Добавить в цитаты Настройки чтения

Страница 100 из 131

Почему? Потому что в них мы оказываемся не перед собственно произведениями, как в других искусствах, а непосредственно перед самбй человеческой деятельностью, которая предшествует произведениям и из которой произведения возникают. Это противопоставление произведения и деятельности, энергейи и эргона, Вильгельм фон Гумбольдт[283] использовал для характеристики языка, и действительно, — в танце, пении, в распевной речи звучит не что иное, как особенный язык, который сегодня называют художественным. Его своеобразие открывается нам еще до того, как из него выкристаллизовался ясно очерченный, суверенный образ, которым мы привыкли восхищаться как произведением искусства. Особенно отчетливо видно это в ранние времена, когда художественное еще покоилось на лоне религиозного, когда не было нотного письма и записи стихов, когда мусические искусства не отделились еще друг от друга.
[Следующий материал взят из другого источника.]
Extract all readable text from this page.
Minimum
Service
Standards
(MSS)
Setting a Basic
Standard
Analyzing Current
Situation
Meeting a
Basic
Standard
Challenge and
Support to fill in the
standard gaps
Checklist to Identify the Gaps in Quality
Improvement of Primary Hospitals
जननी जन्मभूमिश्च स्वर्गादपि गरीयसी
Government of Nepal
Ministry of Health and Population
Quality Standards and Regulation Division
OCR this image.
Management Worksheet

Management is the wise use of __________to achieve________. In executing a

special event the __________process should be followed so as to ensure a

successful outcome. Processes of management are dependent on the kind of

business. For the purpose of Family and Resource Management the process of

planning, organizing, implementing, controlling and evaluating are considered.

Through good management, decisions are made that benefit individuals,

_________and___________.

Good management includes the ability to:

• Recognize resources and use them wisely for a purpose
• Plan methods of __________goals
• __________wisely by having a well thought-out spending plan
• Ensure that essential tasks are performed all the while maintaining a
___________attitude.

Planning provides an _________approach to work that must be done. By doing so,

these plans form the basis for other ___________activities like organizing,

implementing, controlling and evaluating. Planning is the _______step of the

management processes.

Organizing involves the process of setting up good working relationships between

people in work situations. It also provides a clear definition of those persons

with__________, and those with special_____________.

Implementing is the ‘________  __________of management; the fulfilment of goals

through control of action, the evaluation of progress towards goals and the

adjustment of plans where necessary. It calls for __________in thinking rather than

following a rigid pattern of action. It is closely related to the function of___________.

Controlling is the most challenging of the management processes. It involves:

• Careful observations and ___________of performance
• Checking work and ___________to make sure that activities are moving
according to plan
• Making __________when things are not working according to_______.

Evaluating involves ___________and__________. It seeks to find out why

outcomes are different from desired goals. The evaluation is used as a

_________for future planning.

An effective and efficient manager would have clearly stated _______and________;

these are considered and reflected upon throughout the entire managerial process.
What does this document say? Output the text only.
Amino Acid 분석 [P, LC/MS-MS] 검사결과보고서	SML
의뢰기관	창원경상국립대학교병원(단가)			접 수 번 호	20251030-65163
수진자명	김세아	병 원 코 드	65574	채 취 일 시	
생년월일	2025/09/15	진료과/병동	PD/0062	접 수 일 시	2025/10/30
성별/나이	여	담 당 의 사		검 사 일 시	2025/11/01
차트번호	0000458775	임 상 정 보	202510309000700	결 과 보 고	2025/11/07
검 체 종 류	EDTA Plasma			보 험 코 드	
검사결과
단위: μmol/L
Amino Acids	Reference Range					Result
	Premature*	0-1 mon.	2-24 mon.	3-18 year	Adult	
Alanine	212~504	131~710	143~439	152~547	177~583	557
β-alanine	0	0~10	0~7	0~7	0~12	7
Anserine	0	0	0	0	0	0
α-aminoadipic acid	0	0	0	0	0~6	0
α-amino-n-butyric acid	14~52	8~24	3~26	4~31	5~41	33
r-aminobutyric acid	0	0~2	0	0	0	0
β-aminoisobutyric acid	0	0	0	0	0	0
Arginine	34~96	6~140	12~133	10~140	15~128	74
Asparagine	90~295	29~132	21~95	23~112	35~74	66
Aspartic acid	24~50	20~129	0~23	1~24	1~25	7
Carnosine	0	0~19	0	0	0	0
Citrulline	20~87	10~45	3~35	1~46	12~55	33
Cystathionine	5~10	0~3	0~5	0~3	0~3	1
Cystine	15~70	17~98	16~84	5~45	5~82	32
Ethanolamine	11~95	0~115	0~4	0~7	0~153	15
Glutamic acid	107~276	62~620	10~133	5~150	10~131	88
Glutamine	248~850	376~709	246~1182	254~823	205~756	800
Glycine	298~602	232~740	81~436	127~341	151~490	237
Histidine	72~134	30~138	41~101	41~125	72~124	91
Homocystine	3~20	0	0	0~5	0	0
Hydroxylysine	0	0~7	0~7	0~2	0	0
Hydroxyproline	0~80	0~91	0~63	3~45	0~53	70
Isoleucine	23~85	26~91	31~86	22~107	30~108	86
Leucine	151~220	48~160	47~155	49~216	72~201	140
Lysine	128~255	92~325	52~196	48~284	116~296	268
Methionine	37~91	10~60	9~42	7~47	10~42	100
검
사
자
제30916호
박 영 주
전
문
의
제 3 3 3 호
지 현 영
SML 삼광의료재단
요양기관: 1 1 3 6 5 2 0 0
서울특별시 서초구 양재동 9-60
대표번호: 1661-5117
Миметическое превращение, слияние с mimethesomenon'ou достигается, как мы видели, в некоем действе. Оно не оправдывает себя тем, что создает осмысленное произведение: оно само изначально осмыслено. Оно есть в танце и в распевной речи даже с ослабленным культовым значением (как на делосском празднике); оно остается и вне культа. Не произведение речи — сам язык танца, звука, слов осмыслен, поскольку он миметичен. Мимесис — это процесс, а не состояние. Хотя он и проявляется через произведение, изначально он является свойством не собственно произведения, а процесса создания, деятельности, действа, которое его творит. Итак, мимесис — это свойство особого языка вне зависимости от того, создает он произведения или нет. Первоначально и сущностно мимесис принадлежит «энергейе», а не «эргону», искусству как языку, искусству производящему, а не искусству в произведении. Или (используя еще более подходящие здесь категории Аристотеля): он живет не в «поэме» и достигается даже не в «поэсисе» как таковом, а в практике, в той практике, которая может, хотя и не обязана, привести к созданию произведения[284].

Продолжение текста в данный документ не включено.